THE MILLER PLAYS
by T.E. Klunzinger
Arthur Miller’s double bill of one-act plays, “A Memory of Two Mondays” and “A View from the Bridge,” now playing at MSU’s Pasant Theatre through October 21, was not successful when it premiered in New York in 1955 and it’s easy to see why: both plays are not very much fun and are unrelentingly grim.
“Mondays” comes first and presents many people toiling away at dead-end jobs in a 1930’s New York warehouse. Nobody has much to look forward to except young Bert, who’s only working until he can save enough to go off to college, which he does. Which is about all that really happens. It’s presented as a memory play which adds an element of distance so you’re not fully feeling the pain.

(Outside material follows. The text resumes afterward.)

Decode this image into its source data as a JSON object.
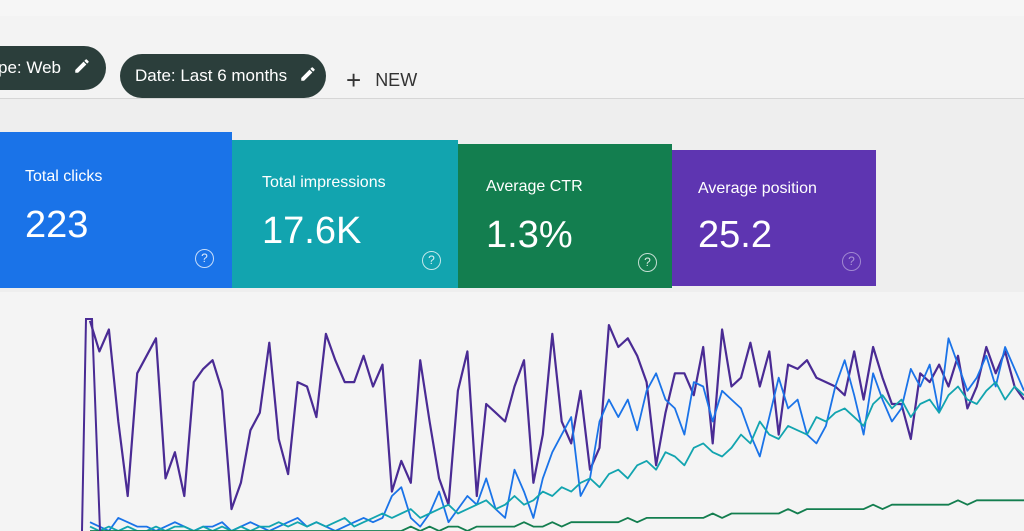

“Bridge” is also a memory play, but because it focuses on a relatively few characters, it feels more immediate and intimate. It also has a much stronger and more tragic story so it works vastly better as a play. Yet even despite the eloquent narration and heightened reality of the action, it’s still very much of the kitchen-sink realism school of playwriting that was in vogue in the decade following World War II and apparently still is today, with multiple New York and London revivals that have tended to attract multiple awards.
Director Rob Roznowski masters the action of both plays, instilling workaday choreography to the warehouse routine, then setting up the more-confrontational family tragedy. His work is complemented by the double-duty faux-Brooklyn Bridge set by Lex van Blommestein/Brandon Barker featuring some very versatile crates, as well as the lighting design by guest artist Dana White, up from Purple Rose.
Brandon Drap and Cameron Michael Chase are winning as the two main characters in “Mondays,” while the dozen-odd other actors master a wide range of working-class accents. In general, though, “age has its own authority,” so it becomes problematic when you have relative youngsters playing characters who are supposed to be 50 years older. But there it is.
Kevin Craig is belligerently effective as the tragic protagonist Eddie in “Bridge” – as written, he’s creepily obsessed with his young niece Catherine and not very likable, but the actor makes us sort of care for him, or at least understand him. Anna Ryzenga and Alek Doerr beautifully portray the young lovers, while Claire Wilcher and Raied Jawhari give solid support as family members thrown together in their search for the American dream.
While the overarching theme of both plays would seem to be that of immigrants, illegal or otherwise, trying to make it in mid-20th-Century New York, what may resonate most with today’s audiences is Eddie’s almost-demented obsession with Catherine and the shocking lengths to which he will go to keep her at hand.
The Miller Plays continue this afternoon and then Tuesday through Sunday at MSU’s Pasant Theatre, playing on a mildly complex schedule – check website for exact times. (And remember, Wharton Center Parking is now $10.)